Smallwood’s book of poetry is a delight for the senses in so many ways. Divided into three parts, Thread, Form, and finally Other Enclosures, her use of poetic techniques such as loose rhyme, rhythm, repetition, and allusion masterfully pull the reader into a world of prose monologues, drawing them in as if she were reading on a stage.
Parallels can be drawn between the poet and J. Alfred Prufrock. Andrew Spacey says in his analysis of “The Love Song of J. Alfred Prufrock,” a poem by T.S. Eliot, that the poem’s speaker is getting on in years and appears to be “measuring his life in coffee spoons, losing his hair, turning thin…he is still hoping to make his mark on the world, even ‘disturb the universe’.” Smallwood’s poetry just might disturb the reader’s universe for a bit as well, whether they scramble to check the form of a villanelle entitled “Envelope Villanelle” or must refresh their memory on Greek mythology for “The Hovering” or “Arachne.” Smallwood references things a modern-day librarian might sprinkle in to entice her readers.
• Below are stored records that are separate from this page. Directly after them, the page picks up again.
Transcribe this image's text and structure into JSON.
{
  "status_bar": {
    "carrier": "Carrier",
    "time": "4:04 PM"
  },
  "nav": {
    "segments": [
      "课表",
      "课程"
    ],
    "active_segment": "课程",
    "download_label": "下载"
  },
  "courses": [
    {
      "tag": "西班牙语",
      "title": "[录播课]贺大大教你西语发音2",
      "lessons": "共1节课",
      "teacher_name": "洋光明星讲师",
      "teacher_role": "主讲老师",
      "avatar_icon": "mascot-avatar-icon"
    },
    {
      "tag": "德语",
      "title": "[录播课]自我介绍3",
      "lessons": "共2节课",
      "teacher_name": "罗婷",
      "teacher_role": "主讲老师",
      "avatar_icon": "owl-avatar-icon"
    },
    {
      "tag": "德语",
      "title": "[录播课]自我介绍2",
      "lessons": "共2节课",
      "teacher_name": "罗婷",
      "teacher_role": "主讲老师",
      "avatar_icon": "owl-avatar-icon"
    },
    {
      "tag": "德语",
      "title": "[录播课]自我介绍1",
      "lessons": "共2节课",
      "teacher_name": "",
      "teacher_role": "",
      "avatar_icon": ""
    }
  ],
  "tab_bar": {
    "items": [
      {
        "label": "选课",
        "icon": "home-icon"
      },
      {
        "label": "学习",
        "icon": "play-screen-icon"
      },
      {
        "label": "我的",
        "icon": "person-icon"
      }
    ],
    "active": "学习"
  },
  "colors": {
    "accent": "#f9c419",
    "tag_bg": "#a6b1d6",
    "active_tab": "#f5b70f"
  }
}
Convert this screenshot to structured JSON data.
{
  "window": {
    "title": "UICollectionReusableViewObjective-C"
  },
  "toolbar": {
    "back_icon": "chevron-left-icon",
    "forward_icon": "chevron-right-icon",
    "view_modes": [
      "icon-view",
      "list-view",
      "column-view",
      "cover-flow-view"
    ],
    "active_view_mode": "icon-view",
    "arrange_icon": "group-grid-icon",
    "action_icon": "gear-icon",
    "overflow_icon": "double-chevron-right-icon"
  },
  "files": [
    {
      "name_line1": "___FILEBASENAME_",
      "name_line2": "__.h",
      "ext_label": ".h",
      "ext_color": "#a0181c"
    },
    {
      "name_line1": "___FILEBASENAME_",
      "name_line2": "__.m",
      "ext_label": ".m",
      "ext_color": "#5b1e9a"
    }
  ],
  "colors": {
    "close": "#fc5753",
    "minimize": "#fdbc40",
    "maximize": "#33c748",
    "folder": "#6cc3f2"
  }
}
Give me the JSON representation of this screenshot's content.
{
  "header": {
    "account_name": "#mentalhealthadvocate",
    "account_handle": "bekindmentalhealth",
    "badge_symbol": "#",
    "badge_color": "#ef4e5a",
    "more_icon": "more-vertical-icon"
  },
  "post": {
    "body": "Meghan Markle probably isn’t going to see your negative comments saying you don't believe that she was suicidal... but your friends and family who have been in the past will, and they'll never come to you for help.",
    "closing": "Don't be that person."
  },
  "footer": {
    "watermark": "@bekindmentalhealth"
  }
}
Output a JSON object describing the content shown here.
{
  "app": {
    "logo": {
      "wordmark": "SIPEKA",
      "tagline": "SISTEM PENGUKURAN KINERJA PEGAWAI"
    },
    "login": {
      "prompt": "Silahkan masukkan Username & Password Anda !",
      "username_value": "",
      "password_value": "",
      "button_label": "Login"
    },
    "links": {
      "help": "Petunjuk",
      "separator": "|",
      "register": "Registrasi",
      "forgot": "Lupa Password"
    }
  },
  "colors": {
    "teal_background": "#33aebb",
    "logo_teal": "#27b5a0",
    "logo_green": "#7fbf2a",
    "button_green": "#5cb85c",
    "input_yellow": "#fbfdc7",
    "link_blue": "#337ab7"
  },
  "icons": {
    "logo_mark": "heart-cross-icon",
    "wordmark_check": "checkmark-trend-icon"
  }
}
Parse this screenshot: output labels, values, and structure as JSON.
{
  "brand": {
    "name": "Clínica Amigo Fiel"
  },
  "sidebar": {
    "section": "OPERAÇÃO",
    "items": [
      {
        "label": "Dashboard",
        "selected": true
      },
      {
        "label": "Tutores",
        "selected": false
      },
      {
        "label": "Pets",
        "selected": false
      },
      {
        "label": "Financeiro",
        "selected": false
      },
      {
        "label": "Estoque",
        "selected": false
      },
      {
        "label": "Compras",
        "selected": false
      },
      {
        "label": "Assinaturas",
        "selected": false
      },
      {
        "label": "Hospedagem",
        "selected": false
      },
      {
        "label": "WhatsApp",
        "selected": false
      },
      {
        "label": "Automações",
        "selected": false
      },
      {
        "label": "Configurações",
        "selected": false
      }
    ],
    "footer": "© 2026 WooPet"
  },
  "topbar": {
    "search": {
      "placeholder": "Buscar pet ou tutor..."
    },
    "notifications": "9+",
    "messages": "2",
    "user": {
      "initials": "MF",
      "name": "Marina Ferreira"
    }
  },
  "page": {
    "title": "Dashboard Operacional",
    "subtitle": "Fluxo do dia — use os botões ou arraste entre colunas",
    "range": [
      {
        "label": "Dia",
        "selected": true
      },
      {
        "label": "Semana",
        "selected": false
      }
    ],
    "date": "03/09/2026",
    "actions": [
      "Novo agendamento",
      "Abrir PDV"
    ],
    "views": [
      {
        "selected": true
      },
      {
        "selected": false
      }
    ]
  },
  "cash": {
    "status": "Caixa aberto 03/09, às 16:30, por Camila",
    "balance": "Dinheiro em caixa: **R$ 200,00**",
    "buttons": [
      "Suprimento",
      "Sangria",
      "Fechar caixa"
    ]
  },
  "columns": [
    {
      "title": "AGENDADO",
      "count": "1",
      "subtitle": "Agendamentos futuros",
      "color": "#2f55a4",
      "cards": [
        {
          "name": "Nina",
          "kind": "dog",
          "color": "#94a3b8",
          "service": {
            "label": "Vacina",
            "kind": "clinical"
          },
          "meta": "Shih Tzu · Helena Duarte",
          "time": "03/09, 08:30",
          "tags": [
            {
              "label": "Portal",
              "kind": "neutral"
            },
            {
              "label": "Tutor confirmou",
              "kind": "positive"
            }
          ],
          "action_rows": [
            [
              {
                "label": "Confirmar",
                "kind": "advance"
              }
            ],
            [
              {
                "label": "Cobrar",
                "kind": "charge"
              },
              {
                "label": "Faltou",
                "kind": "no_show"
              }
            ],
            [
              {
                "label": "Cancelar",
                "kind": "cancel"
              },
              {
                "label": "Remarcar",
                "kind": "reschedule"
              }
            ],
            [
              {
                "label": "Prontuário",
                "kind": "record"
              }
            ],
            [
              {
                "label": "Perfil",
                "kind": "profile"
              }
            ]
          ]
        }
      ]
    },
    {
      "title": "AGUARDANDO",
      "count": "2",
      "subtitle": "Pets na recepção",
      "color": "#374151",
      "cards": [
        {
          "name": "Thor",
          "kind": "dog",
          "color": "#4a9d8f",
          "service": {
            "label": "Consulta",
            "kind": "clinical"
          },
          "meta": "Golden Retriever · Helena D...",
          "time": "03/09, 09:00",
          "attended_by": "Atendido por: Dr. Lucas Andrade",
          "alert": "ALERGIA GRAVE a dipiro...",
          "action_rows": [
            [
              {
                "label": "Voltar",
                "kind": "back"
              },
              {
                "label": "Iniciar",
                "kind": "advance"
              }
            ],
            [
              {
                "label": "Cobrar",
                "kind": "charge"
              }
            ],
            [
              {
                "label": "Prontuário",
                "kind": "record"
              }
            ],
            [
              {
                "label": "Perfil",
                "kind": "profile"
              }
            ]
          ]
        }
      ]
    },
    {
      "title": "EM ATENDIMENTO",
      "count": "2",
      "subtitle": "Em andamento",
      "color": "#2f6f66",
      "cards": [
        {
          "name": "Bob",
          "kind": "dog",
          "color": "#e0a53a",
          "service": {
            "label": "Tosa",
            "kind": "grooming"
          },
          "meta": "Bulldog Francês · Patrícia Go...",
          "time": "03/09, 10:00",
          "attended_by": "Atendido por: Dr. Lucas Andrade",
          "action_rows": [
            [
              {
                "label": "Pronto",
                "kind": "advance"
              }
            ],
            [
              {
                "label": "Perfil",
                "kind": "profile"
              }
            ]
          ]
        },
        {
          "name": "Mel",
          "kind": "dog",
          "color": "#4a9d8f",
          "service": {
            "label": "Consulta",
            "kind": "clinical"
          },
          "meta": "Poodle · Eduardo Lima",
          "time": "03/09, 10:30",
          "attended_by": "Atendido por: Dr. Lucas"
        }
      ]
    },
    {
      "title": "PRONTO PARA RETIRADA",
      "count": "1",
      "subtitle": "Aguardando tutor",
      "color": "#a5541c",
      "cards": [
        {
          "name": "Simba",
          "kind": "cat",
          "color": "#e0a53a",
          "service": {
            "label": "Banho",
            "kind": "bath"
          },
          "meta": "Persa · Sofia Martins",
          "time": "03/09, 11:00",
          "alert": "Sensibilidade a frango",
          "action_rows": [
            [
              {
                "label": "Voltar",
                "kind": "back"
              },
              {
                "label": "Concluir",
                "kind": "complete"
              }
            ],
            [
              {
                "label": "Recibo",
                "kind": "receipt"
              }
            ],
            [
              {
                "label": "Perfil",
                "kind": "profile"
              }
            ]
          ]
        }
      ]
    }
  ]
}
Bits and pieces of the author’s awareness of everyday surroundings can be imagined, as in “The First Sign””
The first sign
of life on my new walls were
two swaying spiders on invisible
silk making my first curtains
of ancient pattern.
Her mind flips from present to past in several poems, including this example from “Rural Mail Boxes”:
My favorite? A homemade snowplow-proof
box and post mound of local stones with
only a door visible—homage to far away
pyramids.
Her third and final section, my favorite, truly completes the images of things bound or enclosed—for better or worse. In “Waiting for the Chemo Pills,” she writes:
I study the clear
plastic cup…
Upside down the cup’s a mini lampshade;
children could circle moons with it;
it could put beetles outside. Or ants.
Things without wings need freedom
So I put it in my purse.
I recommend this book for adults everywhere who enjoy poetry. You will want to put this book in your purse to read when you have a moment to sit by yourself in a quiet room.